Safeguards removal invites misuse of the MLA framework for transnational repression. Moreover, Article 24 does not apply to the international cooperation chapter, and the current wording of Article 36 does not specify any minimum data protection principles, therefore the protection afforded to sharing of personal data under this article is insufficient. Moreover, the data in question has the potential to reveal the location of an asylum seeker or political dissidents, inviting misuse of the criminal MLA framework.

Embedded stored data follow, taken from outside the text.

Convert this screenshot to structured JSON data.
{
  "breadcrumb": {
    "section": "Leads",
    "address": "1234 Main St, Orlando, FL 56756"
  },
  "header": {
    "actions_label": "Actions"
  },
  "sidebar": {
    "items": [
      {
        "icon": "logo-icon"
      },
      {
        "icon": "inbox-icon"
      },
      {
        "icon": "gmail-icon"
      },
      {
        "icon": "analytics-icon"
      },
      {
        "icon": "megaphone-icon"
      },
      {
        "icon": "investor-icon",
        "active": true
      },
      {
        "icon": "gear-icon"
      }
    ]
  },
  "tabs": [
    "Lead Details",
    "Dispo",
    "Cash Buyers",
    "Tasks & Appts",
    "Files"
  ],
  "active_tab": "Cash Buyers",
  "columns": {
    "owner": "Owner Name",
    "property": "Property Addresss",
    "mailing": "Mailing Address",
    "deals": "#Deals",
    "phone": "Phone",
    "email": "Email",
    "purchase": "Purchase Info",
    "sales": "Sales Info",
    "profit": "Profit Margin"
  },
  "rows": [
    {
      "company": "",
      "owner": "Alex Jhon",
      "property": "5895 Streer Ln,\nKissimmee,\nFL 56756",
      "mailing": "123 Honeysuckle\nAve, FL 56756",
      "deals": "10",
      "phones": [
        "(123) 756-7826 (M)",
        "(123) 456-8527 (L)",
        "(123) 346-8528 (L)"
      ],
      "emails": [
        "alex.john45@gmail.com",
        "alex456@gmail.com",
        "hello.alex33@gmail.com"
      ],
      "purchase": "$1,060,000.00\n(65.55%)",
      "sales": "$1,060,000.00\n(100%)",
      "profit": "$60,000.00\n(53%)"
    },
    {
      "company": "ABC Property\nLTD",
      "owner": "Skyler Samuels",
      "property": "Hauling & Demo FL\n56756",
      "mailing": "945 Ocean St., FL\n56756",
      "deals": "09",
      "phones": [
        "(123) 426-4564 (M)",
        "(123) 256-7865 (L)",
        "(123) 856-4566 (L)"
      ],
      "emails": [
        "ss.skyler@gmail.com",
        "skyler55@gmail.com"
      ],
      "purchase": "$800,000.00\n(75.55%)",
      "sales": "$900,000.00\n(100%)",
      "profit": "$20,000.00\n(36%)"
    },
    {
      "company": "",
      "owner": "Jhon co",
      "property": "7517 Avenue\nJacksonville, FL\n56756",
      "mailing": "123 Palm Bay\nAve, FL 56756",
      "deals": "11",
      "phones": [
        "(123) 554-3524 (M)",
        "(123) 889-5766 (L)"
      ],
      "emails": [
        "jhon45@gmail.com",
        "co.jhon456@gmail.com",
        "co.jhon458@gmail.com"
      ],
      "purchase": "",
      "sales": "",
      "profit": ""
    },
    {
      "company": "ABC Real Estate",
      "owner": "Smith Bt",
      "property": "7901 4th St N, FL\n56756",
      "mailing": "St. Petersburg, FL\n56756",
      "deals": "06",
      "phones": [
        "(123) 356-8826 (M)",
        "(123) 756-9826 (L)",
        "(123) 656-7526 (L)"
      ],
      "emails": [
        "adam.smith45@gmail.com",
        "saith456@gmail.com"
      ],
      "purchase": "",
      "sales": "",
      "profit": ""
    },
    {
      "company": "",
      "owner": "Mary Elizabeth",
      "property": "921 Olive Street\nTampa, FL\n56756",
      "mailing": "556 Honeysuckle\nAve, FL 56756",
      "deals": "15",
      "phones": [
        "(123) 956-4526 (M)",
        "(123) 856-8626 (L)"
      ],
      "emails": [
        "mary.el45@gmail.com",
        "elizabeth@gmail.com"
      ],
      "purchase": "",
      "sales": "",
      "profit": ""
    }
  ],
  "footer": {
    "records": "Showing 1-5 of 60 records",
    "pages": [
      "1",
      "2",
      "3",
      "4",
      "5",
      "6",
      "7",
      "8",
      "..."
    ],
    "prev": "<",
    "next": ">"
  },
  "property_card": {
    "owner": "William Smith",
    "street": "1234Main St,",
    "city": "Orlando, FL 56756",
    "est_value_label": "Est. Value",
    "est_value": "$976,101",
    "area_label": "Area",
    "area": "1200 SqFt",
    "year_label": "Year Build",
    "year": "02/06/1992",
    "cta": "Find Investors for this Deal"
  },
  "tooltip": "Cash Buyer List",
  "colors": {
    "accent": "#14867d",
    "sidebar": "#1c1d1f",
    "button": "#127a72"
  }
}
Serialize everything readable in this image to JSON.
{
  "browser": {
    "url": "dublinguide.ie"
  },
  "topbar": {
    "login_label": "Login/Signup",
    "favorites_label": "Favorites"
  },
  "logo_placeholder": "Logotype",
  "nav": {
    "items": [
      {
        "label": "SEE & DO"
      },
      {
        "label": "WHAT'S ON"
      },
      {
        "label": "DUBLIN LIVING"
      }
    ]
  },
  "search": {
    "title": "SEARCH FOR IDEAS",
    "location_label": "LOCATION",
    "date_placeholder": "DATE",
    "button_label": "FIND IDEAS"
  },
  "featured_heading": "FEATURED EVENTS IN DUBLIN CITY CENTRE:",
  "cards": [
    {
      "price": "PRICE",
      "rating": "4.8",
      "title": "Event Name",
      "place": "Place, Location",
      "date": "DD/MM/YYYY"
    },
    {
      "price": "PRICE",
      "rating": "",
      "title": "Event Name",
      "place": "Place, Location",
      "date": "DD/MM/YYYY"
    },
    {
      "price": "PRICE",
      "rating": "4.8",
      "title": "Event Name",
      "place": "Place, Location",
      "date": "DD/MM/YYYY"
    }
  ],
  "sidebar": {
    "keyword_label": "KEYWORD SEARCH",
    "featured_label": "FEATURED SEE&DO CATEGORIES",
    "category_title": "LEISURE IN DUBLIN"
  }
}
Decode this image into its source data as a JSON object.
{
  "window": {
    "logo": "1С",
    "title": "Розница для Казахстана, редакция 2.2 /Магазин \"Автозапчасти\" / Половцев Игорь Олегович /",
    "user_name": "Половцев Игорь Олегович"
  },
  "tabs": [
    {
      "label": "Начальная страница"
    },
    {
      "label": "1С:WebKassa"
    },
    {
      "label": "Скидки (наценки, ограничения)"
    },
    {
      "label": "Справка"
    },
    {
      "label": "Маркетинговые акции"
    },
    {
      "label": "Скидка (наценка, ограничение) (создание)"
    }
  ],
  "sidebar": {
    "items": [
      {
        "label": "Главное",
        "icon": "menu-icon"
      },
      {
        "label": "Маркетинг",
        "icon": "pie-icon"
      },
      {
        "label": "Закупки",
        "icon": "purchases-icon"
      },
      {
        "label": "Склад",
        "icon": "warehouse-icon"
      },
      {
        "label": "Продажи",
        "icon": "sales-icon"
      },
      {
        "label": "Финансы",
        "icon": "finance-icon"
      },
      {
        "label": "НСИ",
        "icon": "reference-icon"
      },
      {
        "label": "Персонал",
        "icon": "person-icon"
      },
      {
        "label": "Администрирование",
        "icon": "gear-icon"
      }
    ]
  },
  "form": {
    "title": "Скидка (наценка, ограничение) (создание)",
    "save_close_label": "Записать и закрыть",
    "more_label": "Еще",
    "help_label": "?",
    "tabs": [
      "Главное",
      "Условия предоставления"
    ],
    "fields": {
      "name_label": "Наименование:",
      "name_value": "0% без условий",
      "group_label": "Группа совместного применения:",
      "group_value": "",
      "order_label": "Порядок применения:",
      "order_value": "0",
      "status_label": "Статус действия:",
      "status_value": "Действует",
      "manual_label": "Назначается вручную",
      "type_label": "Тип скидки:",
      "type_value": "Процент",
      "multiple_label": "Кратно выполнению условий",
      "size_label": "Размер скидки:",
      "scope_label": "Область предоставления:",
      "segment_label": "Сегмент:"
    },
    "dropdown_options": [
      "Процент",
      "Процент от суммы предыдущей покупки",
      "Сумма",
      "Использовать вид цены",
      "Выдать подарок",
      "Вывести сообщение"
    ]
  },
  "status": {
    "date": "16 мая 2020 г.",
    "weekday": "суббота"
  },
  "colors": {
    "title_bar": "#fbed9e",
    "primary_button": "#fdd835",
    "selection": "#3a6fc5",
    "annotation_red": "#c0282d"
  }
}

Article 47(1)(c): Delete artificial intelligence, inferences, databases—fuzzy  terms have far-reaching  implications. Article 47(1)(c) outlines the requirement for State Parties to engage in close cooperation, specifically focusing on the provision of “necessary items or data for analytical or investigative purposes” when deemed suitable. Notably, as explained for Chapter 4,  this provision lacks precision, as again, it isn’t linked to specific investigations or law enforcement proceedings. Additionally, nothing in this provision excludes the sharing of “personal data,” including biometric data, “traffic data,” or other categories like location data, which could potentially lead to sharing intrusive data without a specific assistance request.

Moreover, the provision’s complete lack of scope limitation or target specification can serve as an authorization for cross-border law enforcement sharing of massive biometric databases or artificial intelligence training datasets, as our ally Article 19 pointed out. The potential serious human rights implications of such unchecked data-sharing are enormous. Biometric data, facial recognition and voice recognition systems have been used in various countries to identify, surveil, and persecute protesters, minorities, migrants, human rights defenders, journalists, and opposition leaders. The convention should not be the opportunity to escalate these dangerous patterns beyond borders. 47(1)(c) therefore raises similar concerns to Article 40(4), granting a State the ability to share “information relating to criminal matters” without necessitating a formal request.

Conclusion: Broadly scoped, ambiguous, and nonspecific international cooperation measures with few conditions and safeguards are simply a recipe for disaster that can put basic privacy and free expression rights at risk. As it stands, the treaty’s international cooperation chapter, or as we called it, the “international spying or cross border spying Chapter,” sorely lacks the robust safeguards and personal data protections needed to fill bg holes in the text that can easily be exploited when governments want to go after journalists, human rights defenders, and dissidents.